The convent is not an Eden in its natural beauty, but it provides the same sort of refuge from cultural constraints, and it is interesting that while in the convent, race is hardly mentioned. Antoinette says that the first nuns that she met at the convent were "coloured women", but after that it is not clear who is colored and who is not. Even though it seems like most of the girls at the convent are white Creole, they seem to respect the black nuns and there is no distinction between white nuns and black nuns. At the convent she is able to have fun, even though she says that it was a "place of sunshine and death" (51). She describes the convent as such: "Everything was brightness, or dark.

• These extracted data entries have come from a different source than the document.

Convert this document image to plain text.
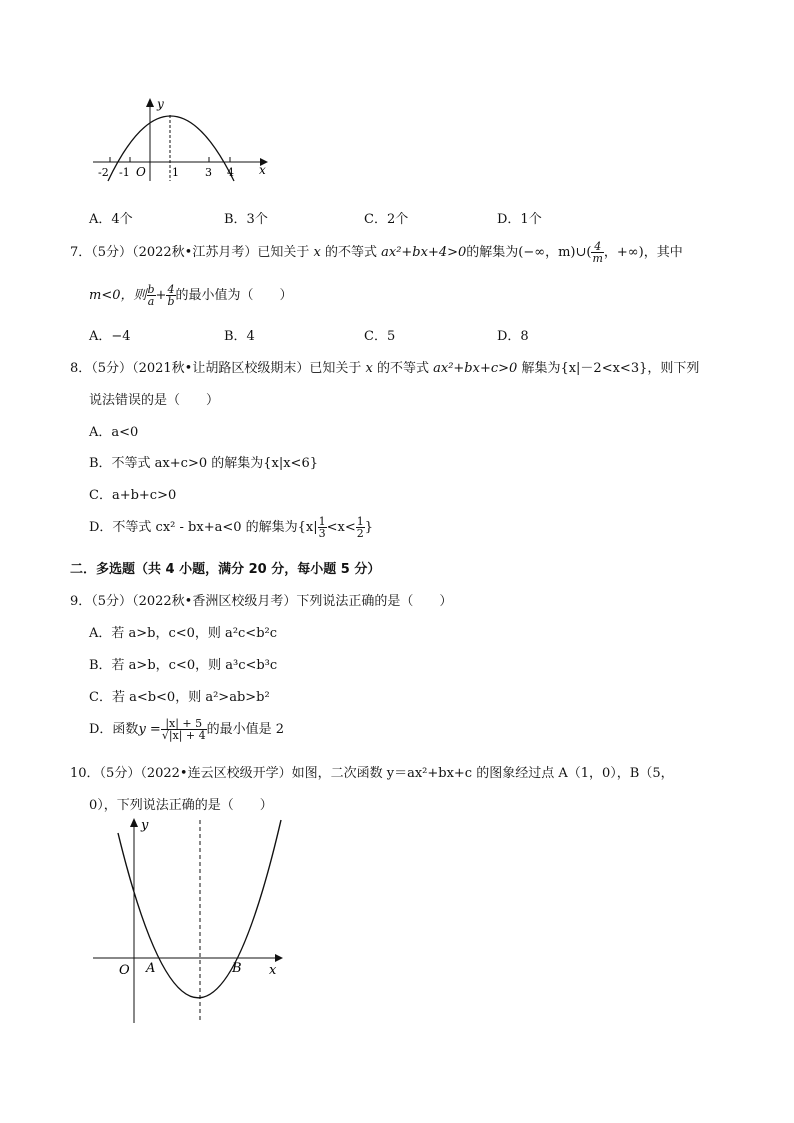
y
x
-2 -1 O 1 3 4
A．4个	B．3个	C．2个	D．1个
7．（5分）（2022秋•江苏月考）已知关于 x 的不等式 ax²+bx+4>0的解集为(−∞，m)∪( $\frac{4}{m}$ ，+∞)，其中
m<0，则 $\frac{b}{a} + \frac{4}{b}$ 的最小值为（　　）
A．−4	B．4	C．5	D．8
8．（5分）（2021秋•让胡路区校级期末）已知关于 x 的不等式 ax²+bx+c>0 解集为{x|－2<x<3}，则下列
说法错误的是（　　）
A．a<0
B．不等式 ax+c>0 的解集为{x|x<6}
C．a+b+c>0
D．不等式 cx² - bx+a<0 的解集为{$x| \frac{1}{3} <x< \frac{1}{2}$ }
二．多选题（共 4 小题，满分 20 分，每小题 5 分）
9．（5分）（2022秋•香洲区校级月考）下列说法正确的是（　　）
A．若 a>b，c<0，则 a²c<b²c
B．若 a>b，c<0，则 a³c<b³c
C．若 a<b<0，则 a²>ab>b²
D．函数$y = \frac{|x| + 5}{√|x| + 4}$ 的最小值是 2
10．（5分）（2022•连云区校级开学）如图，二次函数 y＝ax²+bx+c 的图象经过点 A（1，0），B（5，
0），下列说法正确的是（　　）
y
x
O A	B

The walls, the blazing colours of the flowers in the garden, the nuns' habits were bright, but their veils, the Crucifix hanging from their waists, the shadow of the trees, were black. Thatwas how it was, light and dark, sun and shadow, Heaven and Hell..." (52). Although this seems like it would not really make a good refuge, it is actually similar to the other two places. In the garden at Coulibri Antoinette often felt sad and it was overgrown and wild. At the pool, darkness sometimes broke in when the outer world invaded. And yet all three places were refuges, and Antoinette was always hesitant to leave them. In fact, leaving them often meant going into a more uncomfortable place, like when she must leave the pool to go home in Tia's dress and meet the visitors, or when she must leave the convent and is inexplicably sad.

Together, these places seem to show that getting away from society is the way that Antoinette copes with the world and its difficulties. It also sets up problems for the next section. What will happen to Antoinette when she leaves her last available place of refuge, the convent, and must go out into society to find husband and a place in the "aristocracy" of the island or of England? 

1 comment:

  1. You're tapping into precisely why, as a young, recently married adult, Antoinette seems to want nothing more than to be assured that she's "safe." For a time, Granbois seems to become "another Coulibri," and there are passages in Rochester's narrative where he frames it in quasi-Edenic terms. But Antoinette's reaction to his cruel infidelity with Amelie is heartbreaking, in light of your analysis here, when she tells him that it had been the only place where she could feel safe and happy, but he's now ruined it forever. There's a definite corruption-of-Eden motif running throughout this novel.